While the given explanations make sense thinking about Piston driven engines... I am still having trouble understanding the concept with jet engines.
The kind of propulsion is actually not part of the problem. And therefore I think that the easiest way to understand it is just using a... sailplane 🙂
A sailplane basically loses altitude in order to overcome aerodynamic drag: it continuously trades potential energy (thanks to the loss in altitude) with kinetic energy (which is being dissipated due to drag). When is this exchange maximised? This exchange is obviously maximised when the sailplane loses as little kinetic energy as possible because of the drag i.e. when the drag is at its minimum (which happens to be also the point for best L/D). The relevant speed is termed "speed for best glide ratio".
Now, what happens when the sailplane reaches a thermal? Do we still need to minimise drag also in this case? No, the goal now is not only to gain as much altitude as possible but, since we don't know for how long the thermal is going to exist, the goal is also to do it in the quickest way as possible: now not only the travelled space (aka altitude aka potential energy) is important but the needed time as well; what has to be optimised now is therefore their ratio i.e. power by definition: the power extracted from the thermal.
So, if you want to:
- fly as much space as possible, you must fly at the speed for minimum drag (best L/D).

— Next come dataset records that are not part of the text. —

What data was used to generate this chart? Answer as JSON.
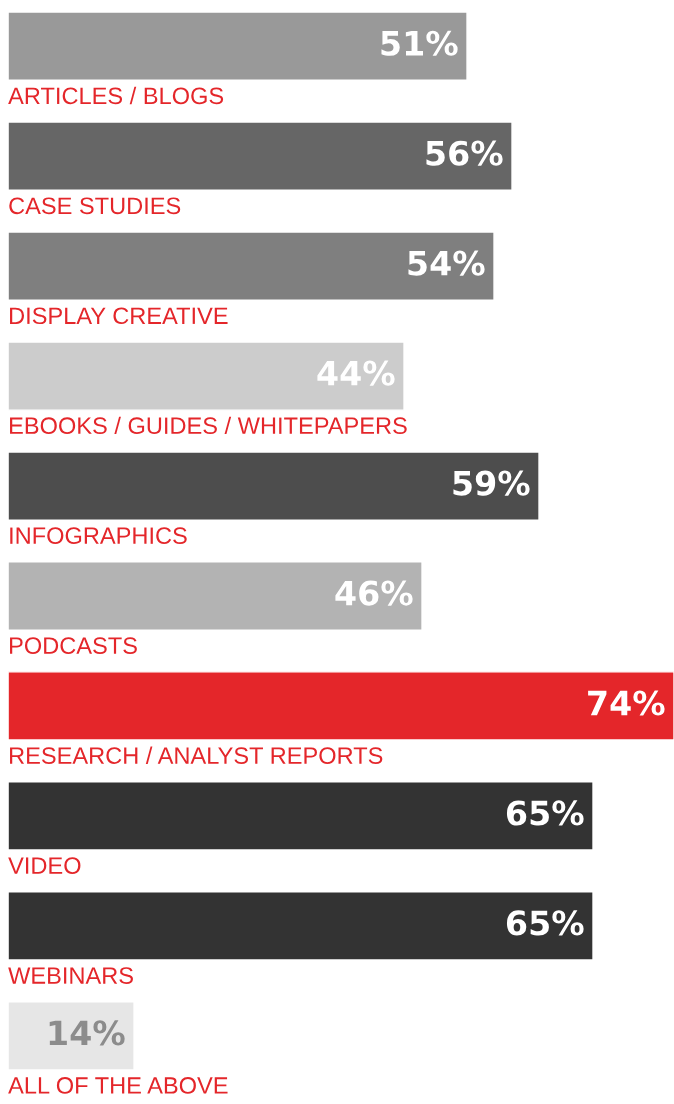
{
  "chart_data": {
    "type": "bar",
    "orientation": "horizontal",
    "categories": [
      "ARTICLES / BLOGS",
      "CASE STUDIES",
      "DISPLAY CREATIVE",
      "EBOOKS / GUIDES / WHITEPAPERS",
      "INFOGRAPHICS",
      "PODCASTS",
      "RESEARCH / ANALYST REPORTS",
      "VIDEO",
      "WEBINARS",
      "ALL OF THE ABOVE"
    ],
    "values": [
      51,
      56,
      54,
      44,
      59,
      46,
      74,
      65,
      65,
      14
    ],
    "colors": [
      "#999999",
      "#666666",
      "#7f7f7f",
      "#cccccc",
      "#4d4d4d",
      "#b3b3b3",
      "#e4262a",
      "#333333",
      "#333333",
      "#e6e6e6"
    ],
    "value_labels": [
      "51%",
      "56%",
      "54%",
      "44%",
      "59%",
      "46%",
      "74%",
      "65%",
      "65%",
      "14%"
    ],
    "legend": false
  }
}
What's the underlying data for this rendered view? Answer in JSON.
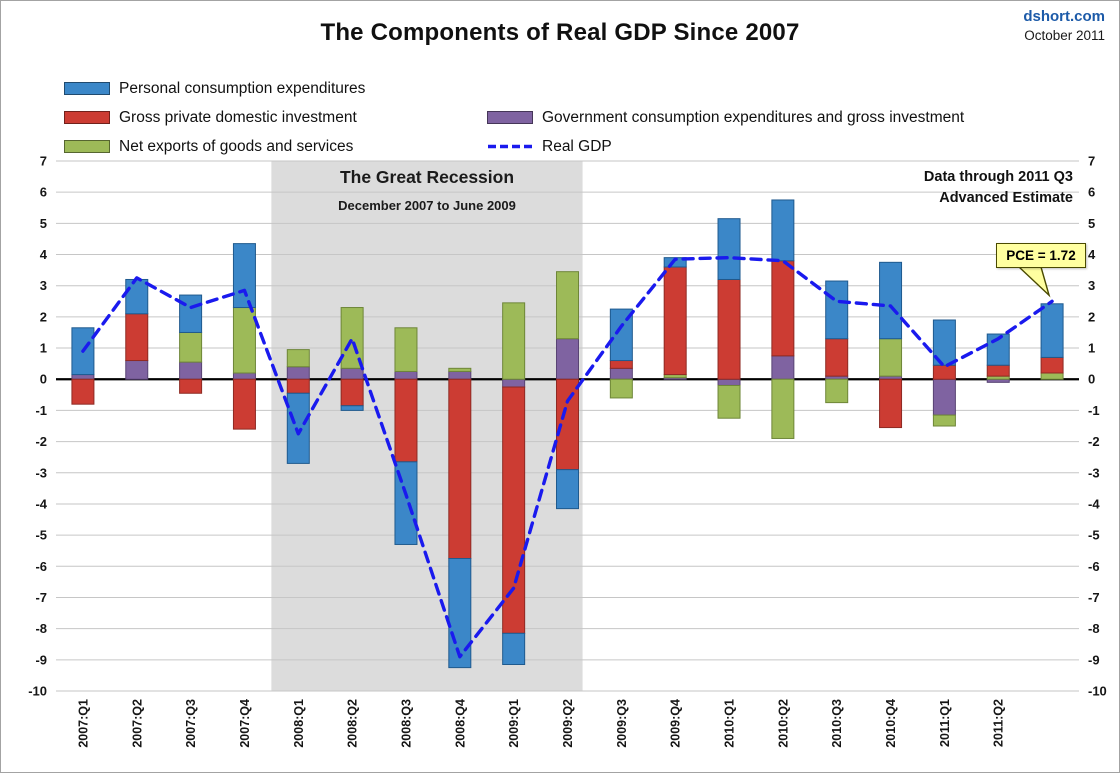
{
  "page": {
    "source": "dshort.com",
    "date": "October 2011",
    "title": "The Components of Real GDP Since 2007"
  },
  "legend": [
    {
      "label": "Personal consumption expenditures",
      "color": "#3b87c8"
    },
    {
      "label": "Gross private domestic investment",
      "color": "#cc3c33"
    },
    {
      "label": "Net exports of goods and services",
      "color": "#9dba58"
    },
    {
      "label": "Government consumption expenditures and gross investment",
      "color": "#7f63a1"
    },
    {
      "label": "Real GDP",
      "color": "#1a1aee"
    }
  ],
  "annotations": {
    "recession_title": "The Great Recession",
    "recession_subtitle": "December 2007 to June 2009",
    "data_note_line1": "Data through 2011 Q3",
    "data_note_line2": "Advanced Estimate",
    "callout": "PCE = 1.72"
  },
  "chart_data": {
    "type": "bar",
    "subtype": "stacked-columns-with-line",
    "title": "The Components of Real GDP Since 2007",
    "xlabel": "",
    "ylabel": "",
    "ylim": [
      -10,
      7
    ],
    "yticks": [
      7,
      6,
      5,
      4,
      3,
      2,
      1,
      0,
      -1,
      -2,
      -3,
      -4,
      -5,
      -6,
      -7,
      -8,
      -9,
      -10
    ],
    "grid": true,
    "legend_position": "top-left",
    "xlabels_visible": 18,
    "categories": [
      "2007:Q1",
      "2007:Q2",
      "2007:Q3",
      "2007:Q4",
      "2008:Q1",
      "2008:Q2",
      "2008:Q3",
      "2008:Q4",
      "2009:Q1",
      "2009:Q2",
      "2009:Q3",
      "2009:Q4",
      "2010:Q1",
      "2010:Q2",
      "2010:Q3",
      "2010:Q4",
      "2011:Q1",
      "2011:Q2",
      "2011:Q3"
    ],
    "series": [
      {
        "name": "Government consumption expenditures and gross investment",
        "color": "#7f63a1",
        "border": "#594474",
        "values": [
          0.15,
          0.6,
          0.55,
          0.2,
          0.4,
          0.35,
          0.25,
          0.25,
          -0.25,
          1.3,
          0.35,
          0.05,
          -0.2,
          0.75,
          0.1,
          0.1,
          -1.15,
          -0.1,
          0.0
        ]
      },
      {
        "name": "Net exports of goods and services",
        "color": "#9dba58",
        "border": "#6e8638",
        "values": [
          0.0,
          0.0,
          0.95,
          2.1,
          0.55,
          1.95,
          1.4,
          0.1,
          2.45,
          2.15,
          -0.6,
          0.1,
          -1.05,
          -1.9,
          -0.75,
          1.2,
          -0.35,
          0.1,
          0.2
        ]
      },
      {
        "name": "Gross private domestic investment",
        "color": "#cc3c33",
        "border": "#8e2a23",
        "values": [
          -0.8,
          1.5,
          -0.45,
          -1.6,
          -0.45,
          -0.85,
          -2.65,
          -5.75,
          -7.9,
          -2.9,
          0.25,
          3.45,
          3.2,
          3.05,
          1.2,
          -1.55,
          0.45,
          0.35,
          0.5
        ]
      },
      {
        "name": "Personal consumption expenditures",
        "color": "#3b87c8",
        "border": "#1f5a8e",
        "values": [
          1.5,
          1.1,
          1.2,
          2.05,
          -2.25,
          -0.15,
          -2.65,
          -3.5,
          -1.0,
          -1.25,
          1.65,
          0.3,
          1.95,
          1.95,
          1.85,
          2.45,
          1.45,
          1.0,
          1.72
        ]
      }
    ],
    "line_series": {
      "name": "Real GDP",
      "color": "#1a1aee",
      "dashed": true,
      "values": [
        0.9,
        3.25,
        2.3,
        2.85,
        -1.75,
        1.3,
        -3.7,
        -8.9,
        -6.7,
        -0.7,
        1.7,
        3.85,
        3.9,
        3.8,
        2.5,
        2.35,
        0.4,
        1.3,
        2.5
      ]
    },
    "recession_band": {
      "from_index": 4,
      "to_index": 9,
      "color": "#dcdcdc"
    },
    "callout_value": 1.72
  }
}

- fly as much time as possible, you must fly at the speed for minimum power required.
As said, note that this is a very general result not related to the particular propulsive system or aerodynamic characteristics of the airplane and therefore it applies equally well to an airplane with engine(s): obviously minimising the needed power minimises in this case the fuel consumption since that is the source of the power.
Due to the particular shape of the power required (as given for example in the plot in your question) the speed for minimum power is lower than the speed for minimum drag ($1/\sqrt{3}=0.76$ smaller to be precise) and the relevant drag is some 15.5% bigger.